Estos recursos en manos de la ciudadanía son un mecanismo de control, de pesos y contrapesos de la democracia representativa indirecta, la cual parte del supuesto de que el electorado, mediante su voto, puede delegar su voluntad a una tercera persona, para que a nombre suyo tome decisiones en los poderes Legislativo, Ejecutivo o jurisdiccional.

Esta concepción de que el voto es un cheque en blanco para que gobernantes, legisladoras, legisladores y personas juzgadoras tomen decisiones a nombre de la ciudadanía es precisamente el error de diseño que la democracia participativa directa busca corregir. Sobre todo, cuando la democracia en muchas partes del mundo tiende a devenir en una oligarquía o a ser secuestrada ya no por una persona (como era en los regímenes autoritarios o tiranías puras), sino por grupos sociales y políticos que utilizan el poder para servir a sus intereses particulares.

Hablamos de prevenir en México las desviaciones y los excesos más conocidos de la democracia representativa indirecta, como la partidocracia, el corporativismo, el clientelismo electoral, la burocratización política y toda clase de intermediación entre la ciudadanía y la autoridad.

La democracia participativa directa pone freno y corrige algunas de las insuficiencias o desviaciones de la democracia representativa indirecta.

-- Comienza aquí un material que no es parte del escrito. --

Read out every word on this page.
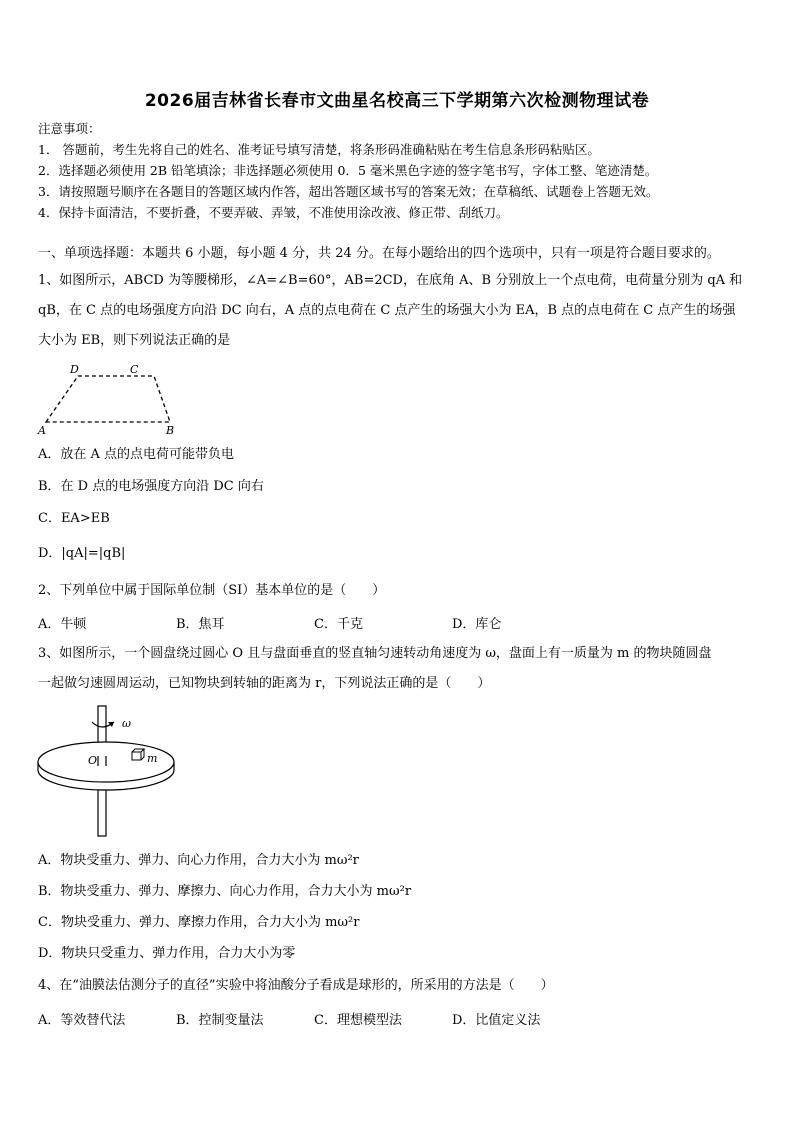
2026届吉林省长春市文曲星名校高三下学期第六次检测物理试卷
注意事项：
1． 答题前，考生先将自己的姓名、准考证号填写清楚，将条形码准确粘贴在考生信息条形码粘贴区。
2．选择题必须使用 2B 铅笔填涂；非选择题必须使用 0．5 毫米黑色字迹的签字笔书写，字体工整、笔迹清楚。
3．请按照题号顺序在各题目的答题区域内作答，超出答题区域书写的答案无效；在草稿纸、试题卷上答题无效。
4．保持卡面清洁，不要折叠，不要弄破、弄皱，不准使用涂改液、修正带、刮纸刀。
一、单项选择题：本题共 6 小题，每小题 4 分，共 24 分。在每小题给出的四个选项中，只有一项是符合题目要求的。
1、如图所示，ABCD 为等腰梯形，∠A=∠B=60°，AB=2CD，在底角 A、B 分别放上一个点电荷，电荷量分别为 qA 和
qB，在 C 点的电场强度方向沿 DC 向右，A 点的点电荷在 C 点产生的场强大小为 EA，B 点的点电荷在 C 点产生的场强
大小为 EB，则下列说法正确的是
D	C
A	B
A．放在 A 点的点电荷可能带负电
B．在 D 点的电场强度方向沿 DC 向右
C．EA>EB
D．|qA|=|qB|
2、下列单位中属于国际单位制（SI）基本单位的是（　　）
A．牛顿	B．焦耳	C．千克	D．库仑
3、如图所示，一个圆盘绕过圆心 O 且与盘面垂直的竖直轴匀速转动角速度为 ω，盘面上有一质量为 m 的物块随圆盘
一起做匀速圆周运动，已知物块到转轴的距离为 r，下列说法正确的是（　　）
ω
O	m
A．物块受重力、弹力、向心力作用，合力大小为 mω²r
B．物块受重力、弹力、摩擦力、向心力作用，合力大小为 mω²r
C．物块受重力、弹力、摩擦力作用，合力大小为 mω²r
D．物块只受重力、弹力作用，合力大小为零
4、在“油膜法估测分子的直径”实验中将油酸分子看成是球形的，所采用的方法是（　　）
A．等效替代法	B．控制变量法	C．理想模型法	D．比值定义法
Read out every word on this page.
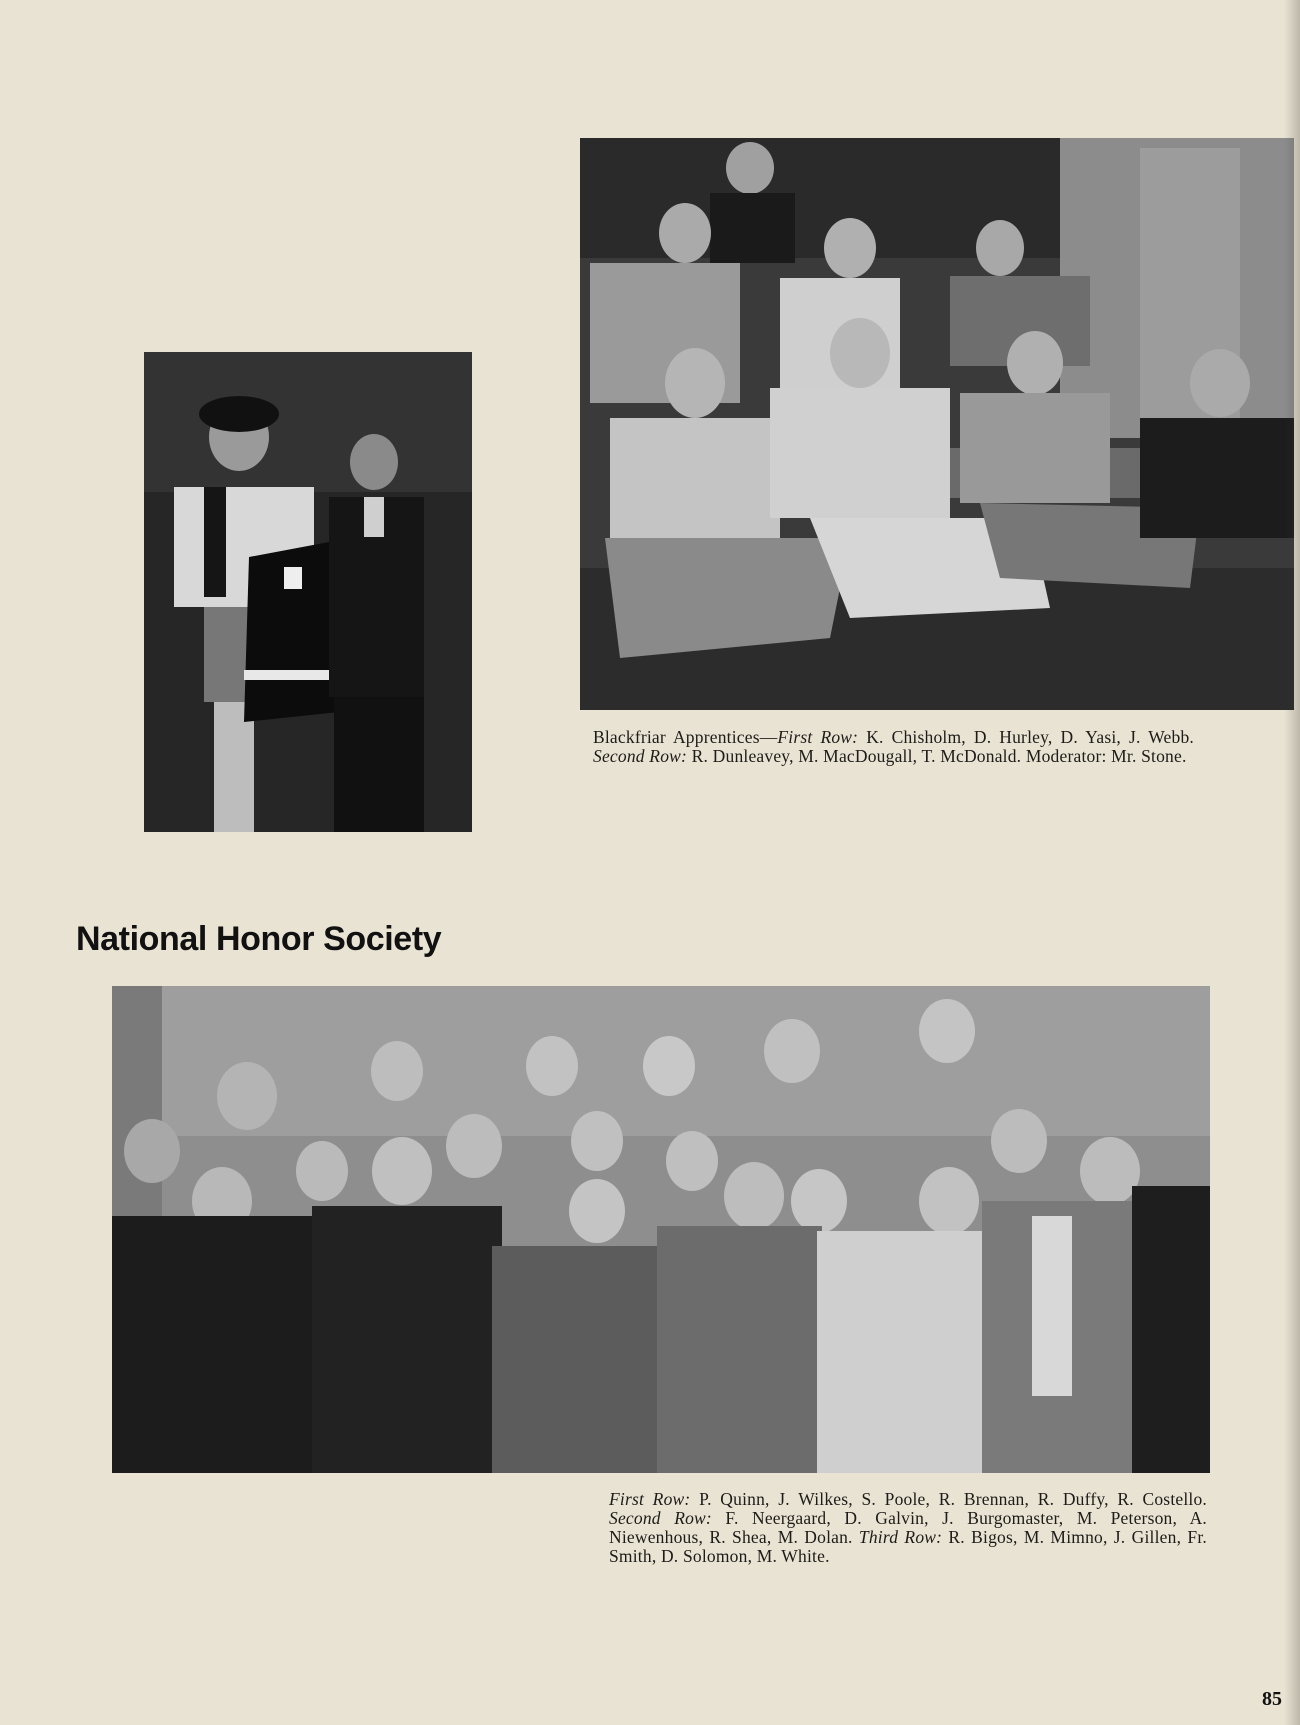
Blackfriar Apprentices—First Row: K. Chisholm, D. Hurley, D. Yasi, J. Webb. Second Row: R. Dunleavey, M. MacDougall, T. McDonald. Moderator: Mr. Stone.
National Honor Society
First Row: P. Quinn, J. Wilkes, S. Poole, R. Brennan, R. Duffy, R. Costello. Second Row: F. Neergaard, D. Galvin, J. Burgomaster, M. Peterson, A. Niewenhous, R. Shea, M. Dolan. Third Row: R. Bigos, M. Mimno, J. Gillen, Fr. Smith, D. Solomon, M. White.
85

Por ejemplo, el plebiscito es el contrapeso a una ley que pudiese ser lesiva para la mayoría de las personas gobernadas; el referéndum es un freno a una decisión impopular del Poder Judicial; la iniciativa popular es el antídoto de decisiones unilaterales del Ejecutivo; la consulta ciudadana es el regulador de todos los órdenes de gobierno, mientras que la revocación de mandato es la salida civilizada y democrática para un mal gobierno. Es la forma pacífica y legítima para terminar de manera anticipada un contrato de prestación de un servicio público (eso es el gobierno) que no satisfizo a quien lo contrató, es decir, al pueblo.

Someter a consulta la vigencia de un gobierno —en este caso, la presidencia de la República— es un avance histórico sin precedente. Si la demanda nace de la ciudadanía gobernada, se llama revocación de mandato. Si el planteamiento proviene del Ejecutivo, sería ratificación de mandato.

Para que el resultado sea vinculante, deberá participar en la consulta al menos el 40 por ciento de las y los ciudadanos inscritos en el listado nominal electoral, y la revocación de mandato sólo procederá si se alcanza la mayoría absoluta (es decir, la mitad más uno del total de votantes).

Quienes deseen que el presidente AMLO concluya su mandato antes del 2024 tendrán la oportunidad histórica en marzo del 2021 para hacer realidad su deseo. Pero también quienes luchamos y creemos que la transformación va por buen camino tendremos la posibilidad de ratificar esa voluntad y demostrar que somos mayoría.